Si stese sul letto e prese il cellulare.
Trovò una foto di Claude. Nudo. Addormentato accanto a lui. Parigi, 2019.
Un amore mai detto davvero. Troppa paura. Troppa libertà.

Scrisse un messaggio:

"Ti ho sempre amato. Anche quando mi fingevo altrove. Anche quando scopavo altri, cercavo solo te.
Ma ora non so più chi sono senza di te.
Addio."

Lo salvò nelle bozze. Non lo mandò.

Poi si alzò, si spogliò lentamente, e andò verso il bagno.
Si guardò allo specchio. Si sorrise, quasi con pietà.

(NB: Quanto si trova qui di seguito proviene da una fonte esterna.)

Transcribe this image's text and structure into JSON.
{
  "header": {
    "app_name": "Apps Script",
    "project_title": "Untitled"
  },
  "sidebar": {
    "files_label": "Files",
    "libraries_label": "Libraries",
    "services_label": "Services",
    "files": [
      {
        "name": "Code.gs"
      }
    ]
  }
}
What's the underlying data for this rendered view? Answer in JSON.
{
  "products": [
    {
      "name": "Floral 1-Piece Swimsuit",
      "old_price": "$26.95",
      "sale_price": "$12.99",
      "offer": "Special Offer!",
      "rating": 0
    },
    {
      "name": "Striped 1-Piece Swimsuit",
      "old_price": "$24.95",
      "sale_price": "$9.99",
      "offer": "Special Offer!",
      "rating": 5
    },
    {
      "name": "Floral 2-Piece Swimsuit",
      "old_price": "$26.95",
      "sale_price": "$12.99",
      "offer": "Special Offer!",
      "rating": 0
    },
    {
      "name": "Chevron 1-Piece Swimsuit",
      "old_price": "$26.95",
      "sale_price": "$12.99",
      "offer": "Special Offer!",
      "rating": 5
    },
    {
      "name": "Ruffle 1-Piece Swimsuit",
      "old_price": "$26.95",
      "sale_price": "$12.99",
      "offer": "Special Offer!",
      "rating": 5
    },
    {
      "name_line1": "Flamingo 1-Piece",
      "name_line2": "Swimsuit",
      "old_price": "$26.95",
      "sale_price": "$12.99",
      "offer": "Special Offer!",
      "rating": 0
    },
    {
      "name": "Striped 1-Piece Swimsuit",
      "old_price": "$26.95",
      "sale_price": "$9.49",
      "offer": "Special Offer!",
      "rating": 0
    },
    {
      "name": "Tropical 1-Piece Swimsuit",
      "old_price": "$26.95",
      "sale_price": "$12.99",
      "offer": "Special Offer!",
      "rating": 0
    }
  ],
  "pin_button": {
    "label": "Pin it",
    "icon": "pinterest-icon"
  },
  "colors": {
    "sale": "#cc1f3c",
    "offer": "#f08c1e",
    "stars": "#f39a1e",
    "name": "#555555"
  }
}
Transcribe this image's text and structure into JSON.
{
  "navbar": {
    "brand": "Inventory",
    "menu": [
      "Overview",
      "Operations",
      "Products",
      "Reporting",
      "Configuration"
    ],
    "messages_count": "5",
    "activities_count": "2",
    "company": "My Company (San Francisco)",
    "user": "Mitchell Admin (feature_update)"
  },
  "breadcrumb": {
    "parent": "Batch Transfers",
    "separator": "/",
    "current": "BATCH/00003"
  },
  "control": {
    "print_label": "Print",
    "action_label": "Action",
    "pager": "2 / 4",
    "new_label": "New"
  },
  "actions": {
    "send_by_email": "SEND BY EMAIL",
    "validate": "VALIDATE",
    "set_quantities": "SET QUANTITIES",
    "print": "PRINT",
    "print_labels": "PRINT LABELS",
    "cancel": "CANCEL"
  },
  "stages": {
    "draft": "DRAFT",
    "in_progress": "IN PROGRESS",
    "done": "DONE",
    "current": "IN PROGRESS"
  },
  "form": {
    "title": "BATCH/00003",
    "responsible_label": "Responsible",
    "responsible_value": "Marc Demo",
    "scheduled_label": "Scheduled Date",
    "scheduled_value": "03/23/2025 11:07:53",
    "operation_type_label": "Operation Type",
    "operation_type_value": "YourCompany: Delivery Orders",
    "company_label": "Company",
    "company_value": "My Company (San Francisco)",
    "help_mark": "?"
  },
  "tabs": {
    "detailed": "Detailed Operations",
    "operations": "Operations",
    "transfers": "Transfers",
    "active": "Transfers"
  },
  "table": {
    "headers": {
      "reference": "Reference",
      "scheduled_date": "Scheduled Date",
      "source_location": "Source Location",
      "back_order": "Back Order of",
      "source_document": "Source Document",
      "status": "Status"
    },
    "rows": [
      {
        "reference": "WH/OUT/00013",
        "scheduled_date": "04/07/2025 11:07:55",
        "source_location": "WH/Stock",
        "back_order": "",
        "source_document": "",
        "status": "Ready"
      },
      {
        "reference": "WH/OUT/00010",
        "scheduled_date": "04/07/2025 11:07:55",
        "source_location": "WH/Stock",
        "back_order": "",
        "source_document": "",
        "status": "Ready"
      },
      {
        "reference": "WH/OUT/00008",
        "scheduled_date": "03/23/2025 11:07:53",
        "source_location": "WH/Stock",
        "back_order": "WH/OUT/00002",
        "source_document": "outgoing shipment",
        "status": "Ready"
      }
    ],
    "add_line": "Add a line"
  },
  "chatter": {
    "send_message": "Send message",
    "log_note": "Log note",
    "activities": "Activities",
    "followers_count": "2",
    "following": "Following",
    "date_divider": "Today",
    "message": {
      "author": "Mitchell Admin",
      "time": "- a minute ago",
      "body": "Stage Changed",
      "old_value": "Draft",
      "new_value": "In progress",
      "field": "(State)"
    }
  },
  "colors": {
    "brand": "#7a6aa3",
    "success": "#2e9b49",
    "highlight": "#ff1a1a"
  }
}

Aprì il cassetto. Le lamette erano lì. Precise. Fredde.

Le prese, con mani sicure.

La luce fioca del bagno illuminava appena le sue braccia. Il primo taglio fu piccolo, quasi goffo. Poi un altro. Più netto.
Il sangue iniziò a colare piano, poi più deciso. Rosso scuro, vivo.

Ma proprio mentre si lasciava scivolare sul pavimento, il telefono vibrò. Una sola volta.

Claude: "Ti ho voluto bene. Ma non ti ho mai amato come amo lui. Ti prego, non farti del male. Non così."

Luc tremò. Le lacrime iniziarono a scendere più del sangue.
Non per dolore.
Ma per ciò che non era mai riuscito a dire quando serviva.

«Claude…» sussurrò, chiudendo gli occhi.

Poi… buio.

[Epilogo]
Luc si salvò. Un vicino sentì il tonfo, chiamò i soccorsi.
Rimase in ospedale qualche giorno. Solo. Nessuna visita.

Quando uscì, prese un treno. Direzione sud.
Non cercò più Claude. Non scrisse mai più.
Ma ogni tanto, in una camera d’albergo, metteva ancora quella vecchia foto.
E si masturbava guardando il viso di chi aveva perso per sempre.